The lobby satisfies the cravings of a guitar-nerd: it's filled with instruments and pictures of instruments. Please excuse the poor photo below; it's hard to take good pictures of shiny things with the Florida sun beaming in through the windows.
You can't really tell on the image above, but these guitars are beautiful. The brown to the west has a western motive with a prairie and running horses. Check out the below detail of the green guitar hanging in the middle. If I have my information right that's not paint - it's inlays.
The neck is pretty too, with flowers all the way up the fretboard.
The lobby also held this bass inspired by John Entwistle from The Who. I didn't think much of it at first - until our guide explained that the spider webs are wood inlays. This is an ornate and beautiful instrument.
The tour took us through a large warehouse filled with all sorts of fun stuff. There was also a long row of people who test and set up every instrument - even the ones from Asia - before they go out for sale.
I have a couple of Dean basses made in China. They're affordable, and I was surprised when I got them how well set up they were. Now I know why; they're individually inspected right here in Tampa.
I've tried quite a few instruments in the same price range where the frets stuck out enough to the sides to cut your fingers, or had loose frets that wanted to creep out of the fretboard. No such problems with the Deans.
The next stop was at a wood-working area filled with interesting machines and piles of wood, guitar bodies, and guitar necks everywhere. I want some, and I want them now.
The guitar bodies on the photo to the right are still pretty rough. They have people who sand them to perfection. By hand. A large amount of work in this factory is done by hand, and that impressed me.
Below are some examples of cool stuff I encountered around the factory. Guitar bodies, necks, fine woods... The possibilities are endless.
Did I mention necks? They had the coolest machine that makes glue set in seconds instead of hours. After that, the pieces that will become guitar necks are set to the side for a few months, to ensure the wood is properly dry and set. If you make a guitar out of wood that's not properly dry it can warp and become impossible to play.
The photo below shows a large stack of future guitar necks, waiting for their turn to shine.
Our tour guide works with making pickups. A guitar pickup is a coil of wire around a magnet, and the type of magnet, the thickness of the wire, and the number of times the wire is wound all influence the final sound of the pickup.
There are several types of pickups, but that's a discussion for another day. Here is a gang of these beauties waiting for their instruments. I've always expected things like these to come out of a factory somewhere in Asia by the millions. It makes me happy to know that someone in my area still makes them.

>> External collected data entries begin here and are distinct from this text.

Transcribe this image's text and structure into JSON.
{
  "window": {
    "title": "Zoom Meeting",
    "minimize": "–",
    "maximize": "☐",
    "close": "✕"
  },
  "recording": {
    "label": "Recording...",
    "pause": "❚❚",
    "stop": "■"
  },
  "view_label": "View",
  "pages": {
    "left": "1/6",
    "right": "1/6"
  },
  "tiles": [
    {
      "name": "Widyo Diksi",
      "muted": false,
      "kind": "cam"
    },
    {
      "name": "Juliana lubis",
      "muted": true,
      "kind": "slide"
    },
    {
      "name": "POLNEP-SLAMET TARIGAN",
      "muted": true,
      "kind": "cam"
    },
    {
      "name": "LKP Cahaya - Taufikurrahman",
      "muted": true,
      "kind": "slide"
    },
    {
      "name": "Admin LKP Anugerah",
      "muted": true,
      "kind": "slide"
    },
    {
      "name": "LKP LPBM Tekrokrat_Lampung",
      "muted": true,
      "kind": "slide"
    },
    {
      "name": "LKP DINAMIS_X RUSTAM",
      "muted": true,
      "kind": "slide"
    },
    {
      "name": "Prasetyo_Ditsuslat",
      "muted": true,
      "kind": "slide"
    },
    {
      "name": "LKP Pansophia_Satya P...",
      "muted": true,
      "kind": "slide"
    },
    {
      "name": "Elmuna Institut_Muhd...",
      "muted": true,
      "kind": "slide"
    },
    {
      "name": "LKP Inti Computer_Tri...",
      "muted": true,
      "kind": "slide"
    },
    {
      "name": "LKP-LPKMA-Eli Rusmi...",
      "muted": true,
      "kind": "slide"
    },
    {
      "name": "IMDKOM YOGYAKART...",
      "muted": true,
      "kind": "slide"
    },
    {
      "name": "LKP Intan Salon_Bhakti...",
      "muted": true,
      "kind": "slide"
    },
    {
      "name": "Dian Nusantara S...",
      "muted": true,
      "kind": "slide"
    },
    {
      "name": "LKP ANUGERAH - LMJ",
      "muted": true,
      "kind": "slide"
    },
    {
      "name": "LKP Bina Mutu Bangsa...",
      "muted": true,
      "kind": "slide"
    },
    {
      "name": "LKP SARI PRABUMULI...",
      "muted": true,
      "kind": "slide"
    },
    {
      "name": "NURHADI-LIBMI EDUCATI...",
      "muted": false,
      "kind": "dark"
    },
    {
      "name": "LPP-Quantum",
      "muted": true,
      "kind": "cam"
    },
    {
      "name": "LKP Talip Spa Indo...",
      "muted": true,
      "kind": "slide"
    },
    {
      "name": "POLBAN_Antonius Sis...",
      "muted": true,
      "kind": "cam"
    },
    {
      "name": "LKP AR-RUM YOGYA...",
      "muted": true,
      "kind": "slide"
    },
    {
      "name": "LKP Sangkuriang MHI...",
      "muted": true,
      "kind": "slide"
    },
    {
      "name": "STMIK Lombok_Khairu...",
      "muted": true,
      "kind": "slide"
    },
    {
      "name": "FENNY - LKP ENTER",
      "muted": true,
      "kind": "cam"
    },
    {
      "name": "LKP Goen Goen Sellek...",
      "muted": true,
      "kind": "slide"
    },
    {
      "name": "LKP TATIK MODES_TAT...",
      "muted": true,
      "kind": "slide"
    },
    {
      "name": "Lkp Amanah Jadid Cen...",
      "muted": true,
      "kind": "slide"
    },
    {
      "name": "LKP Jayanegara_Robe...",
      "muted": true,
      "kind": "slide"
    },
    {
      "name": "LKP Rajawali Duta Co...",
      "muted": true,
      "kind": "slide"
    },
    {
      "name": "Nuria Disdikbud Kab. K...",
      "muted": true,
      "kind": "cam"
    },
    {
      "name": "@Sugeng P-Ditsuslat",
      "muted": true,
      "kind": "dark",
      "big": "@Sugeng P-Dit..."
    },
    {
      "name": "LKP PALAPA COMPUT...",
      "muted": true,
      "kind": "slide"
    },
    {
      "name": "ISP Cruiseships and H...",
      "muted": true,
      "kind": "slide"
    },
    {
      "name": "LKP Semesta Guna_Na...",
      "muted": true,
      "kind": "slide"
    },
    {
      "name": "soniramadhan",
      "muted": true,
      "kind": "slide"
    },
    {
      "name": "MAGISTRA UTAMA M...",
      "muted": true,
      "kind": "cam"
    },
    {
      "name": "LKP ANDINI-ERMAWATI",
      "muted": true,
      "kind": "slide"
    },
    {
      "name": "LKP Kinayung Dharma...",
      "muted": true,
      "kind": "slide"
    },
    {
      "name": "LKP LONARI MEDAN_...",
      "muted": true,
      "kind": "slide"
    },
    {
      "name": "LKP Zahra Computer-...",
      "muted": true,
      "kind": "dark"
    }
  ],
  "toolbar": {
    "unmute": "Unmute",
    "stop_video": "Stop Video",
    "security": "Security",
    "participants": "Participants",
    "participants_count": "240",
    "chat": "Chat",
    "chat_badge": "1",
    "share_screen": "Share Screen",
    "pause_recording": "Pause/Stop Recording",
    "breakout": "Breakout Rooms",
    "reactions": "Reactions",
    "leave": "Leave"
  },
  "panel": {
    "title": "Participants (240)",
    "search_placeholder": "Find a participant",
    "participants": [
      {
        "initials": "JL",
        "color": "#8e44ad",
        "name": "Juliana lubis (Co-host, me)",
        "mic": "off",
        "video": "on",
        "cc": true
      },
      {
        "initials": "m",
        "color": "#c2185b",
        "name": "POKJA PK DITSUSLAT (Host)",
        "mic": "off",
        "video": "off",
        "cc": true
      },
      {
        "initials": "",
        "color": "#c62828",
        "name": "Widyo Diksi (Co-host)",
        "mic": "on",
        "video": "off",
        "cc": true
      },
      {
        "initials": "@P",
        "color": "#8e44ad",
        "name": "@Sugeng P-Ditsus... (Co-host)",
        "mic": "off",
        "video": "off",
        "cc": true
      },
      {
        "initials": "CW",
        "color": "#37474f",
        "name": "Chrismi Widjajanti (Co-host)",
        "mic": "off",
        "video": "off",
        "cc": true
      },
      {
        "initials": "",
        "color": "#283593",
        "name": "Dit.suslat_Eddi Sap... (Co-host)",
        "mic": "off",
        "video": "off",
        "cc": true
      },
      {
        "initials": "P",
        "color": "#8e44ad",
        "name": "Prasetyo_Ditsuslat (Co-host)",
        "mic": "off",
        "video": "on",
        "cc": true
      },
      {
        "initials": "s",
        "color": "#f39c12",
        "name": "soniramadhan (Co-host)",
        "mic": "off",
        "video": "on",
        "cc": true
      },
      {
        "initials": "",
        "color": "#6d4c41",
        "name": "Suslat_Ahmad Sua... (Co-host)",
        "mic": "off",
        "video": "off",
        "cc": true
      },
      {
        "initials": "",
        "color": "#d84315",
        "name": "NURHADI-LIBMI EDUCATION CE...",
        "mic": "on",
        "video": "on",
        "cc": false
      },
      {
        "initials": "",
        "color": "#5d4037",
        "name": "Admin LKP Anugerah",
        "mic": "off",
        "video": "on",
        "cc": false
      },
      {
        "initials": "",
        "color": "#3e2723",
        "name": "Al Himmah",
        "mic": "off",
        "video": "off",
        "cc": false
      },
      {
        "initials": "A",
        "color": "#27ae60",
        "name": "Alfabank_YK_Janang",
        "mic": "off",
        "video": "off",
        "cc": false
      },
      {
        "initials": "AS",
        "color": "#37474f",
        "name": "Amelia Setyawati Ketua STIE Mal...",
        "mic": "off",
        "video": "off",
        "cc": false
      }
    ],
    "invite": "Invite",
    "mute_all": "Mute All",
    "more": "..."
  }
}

They don't paint guitars in Tampa, painting guitars is difficult, expensive, and time consuming, and they send the instruments away to get a perfect finish. They do some natural finishes.
Our next stop was at final assembly, where the guitar bodies get their final hardware.
Once we'd seen all the manufacturing steps, our guide took us upstairs to see the Dean collection. I'm sure he said many interesting things about the instruments there, but I got sensory overload from looking, so I missed most of the information. LOL!
These guitars have the typical Dean head. I believe it's a love it or hate it design - perfect for metal. You can get the newer models with a more neutral headstock that fits me better.
To me, this was like Christmas. I wanted to touch and look at everything.
The next step on the tour, and the only one I haven't showed you yet, was an exhibition of all the instruments they produce for sale right now. Here are some of the photos I took - this is a mix of Dean and Luna instruments.
This was a fantastic experience. If you're in the area and you're interested in guitars at all, I warmly recommend a visit to the Dean factory.